Again, prior to bringing your new little addition home, PLEASE, have things prepared ahead of time. Once you walk through the door with your new little one, he/she will be frightened. Experience has taught me, that since the crate (wire crate) is open on all four sides, it worked best if I used a sheet or a light weight blanket to cover three sides of the crate…leaving the door area uncovered. It makes them feel more safe and secure.
It’s very important that you’ve preselected a veterinarian ahead of time. I took my little Sheltie for her first vet. check-up within the first week I had her. Also that you have the type of food recommended by the breeder. You can always change this later, but it needs to be done gradually. Puppies have very sensitive tummies. Also make sure you have a collar that fits properly and a leash! Since your puppy grows rapidly, make sure you are vigilant on making sure it does not get too tight…and make adjustments accordingly.
Personally, by the time my little Sheltie was 7 weeks old, she could out run me. This was the reason I decided to use a harness, rather than a regular collar. This gave me much better control. Once she learned to stop running so fast every time her tiny feet got outside, I gradually introduced her to a collar.
Collars can be tricky! Since I have a Sheltie and they are long haired dogs, with a white mane…a metal choke chain is out of the question! The metal discolors her fur, not to mention always would get tangled up in her hair. Since she is now an adult, I have a “rolled leather” collar. Whoever invented this type collar was a genius!
Leashes also have to be size and weight appropriate. Yet, a training leash is usually a 6 ft long leather leash. For everyday use, I use a “retractable leash”. These leashes are sold according to what the dog’s adult weight will be. For instance; My Sheltie’s adult weight is about 16 lbs. My “retractable leash” is for dogs up to 25 lbs and extends up to 26 ft in length. These retractable leashes are great. It gives you total control of how far they can get from you.
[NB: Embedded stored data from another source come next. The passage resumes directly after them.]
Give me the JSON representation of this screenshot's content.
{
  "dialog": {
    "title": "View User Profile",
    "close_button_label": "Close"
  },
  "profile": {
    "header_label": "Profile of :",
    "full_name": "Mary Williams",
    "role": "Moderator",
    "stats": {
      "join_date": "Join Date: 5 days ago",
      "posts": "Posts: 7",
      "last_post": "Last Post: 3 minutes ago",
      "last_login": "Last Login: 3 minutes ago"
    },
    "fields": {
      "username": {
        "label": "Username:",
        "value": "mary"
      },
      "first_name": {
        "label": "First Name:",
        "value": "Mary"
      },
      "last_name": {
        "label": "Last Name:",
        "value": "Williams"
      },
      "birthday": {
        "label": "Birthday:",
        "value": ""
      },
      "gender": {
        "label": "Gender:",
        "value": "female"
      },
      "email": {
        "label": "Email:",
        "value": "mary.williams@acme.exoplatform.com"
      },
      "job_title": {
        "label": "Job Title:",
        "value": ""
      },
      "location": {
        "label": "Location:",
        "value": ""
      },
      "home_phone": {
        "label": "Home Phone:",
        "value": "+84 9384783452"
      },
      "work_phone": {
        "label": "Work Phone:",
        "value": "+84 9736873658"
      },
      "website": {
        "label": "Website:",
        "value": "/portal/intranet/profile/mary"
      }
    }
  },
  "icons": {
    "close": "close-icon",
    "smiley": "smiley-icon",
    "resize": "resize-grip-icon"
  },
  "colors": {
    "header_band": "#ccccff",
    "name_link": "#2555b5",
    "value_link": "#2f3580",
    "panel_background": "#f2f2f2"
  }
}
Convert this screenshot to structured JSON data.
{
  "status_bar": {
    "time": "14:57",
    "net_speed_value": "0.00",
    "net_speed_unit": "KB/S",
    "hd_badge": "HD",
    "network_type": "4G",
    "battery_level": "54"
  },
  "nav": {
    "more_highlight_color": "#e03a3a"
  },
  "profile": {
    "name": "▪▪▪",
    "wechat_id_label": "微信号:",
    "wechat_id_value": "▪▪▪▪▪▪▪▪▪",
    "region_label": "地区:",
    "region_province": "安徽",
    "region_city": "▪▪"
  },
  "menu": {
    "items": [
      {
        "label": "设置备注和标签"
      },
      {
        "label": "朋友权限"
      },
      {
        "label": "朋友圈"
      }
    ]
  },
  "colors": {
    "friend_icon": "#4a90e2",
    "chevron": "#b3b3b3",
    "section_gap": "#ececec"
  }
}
My Sheltie has had extensive training. So when we are out for a walk, she is right at my side. Yet, if I’m in an area that affords her a bit more freedom, she can go as far as 26 ft, and is still under my control at all times. These leashes are ‘push button’. I think I paid about $26 for this, but it’s something you only need to purchase once.
Many people have said that a ticking clock at night may help your new pup to feel a bit more secure (representing the heartbeat of his/her Mom & siblings). I have found this, indeed, works…but do not place it inside the crate. You must realize, though, that for a few nights your new little one will cry. Personally, I’ve never just left a new little puppy to cry for extended periods of time. As a matter of fact, until my little Sheltie got used to living with us, I kept her crate in my bedroom at night. I was nearby, and when she’d cry, I could reassure her. I’m totally convinced this is what was “KEY” to making her entire training process so easy.
Well…we’ve at least got your new little “Fur Baby” home. I will, indeed, share what I’ve learned over decades concerning house training in a subsequent post. Until then…enjoy your puppy. They grow up so very fast. Take lots of photos…they change so rapidly!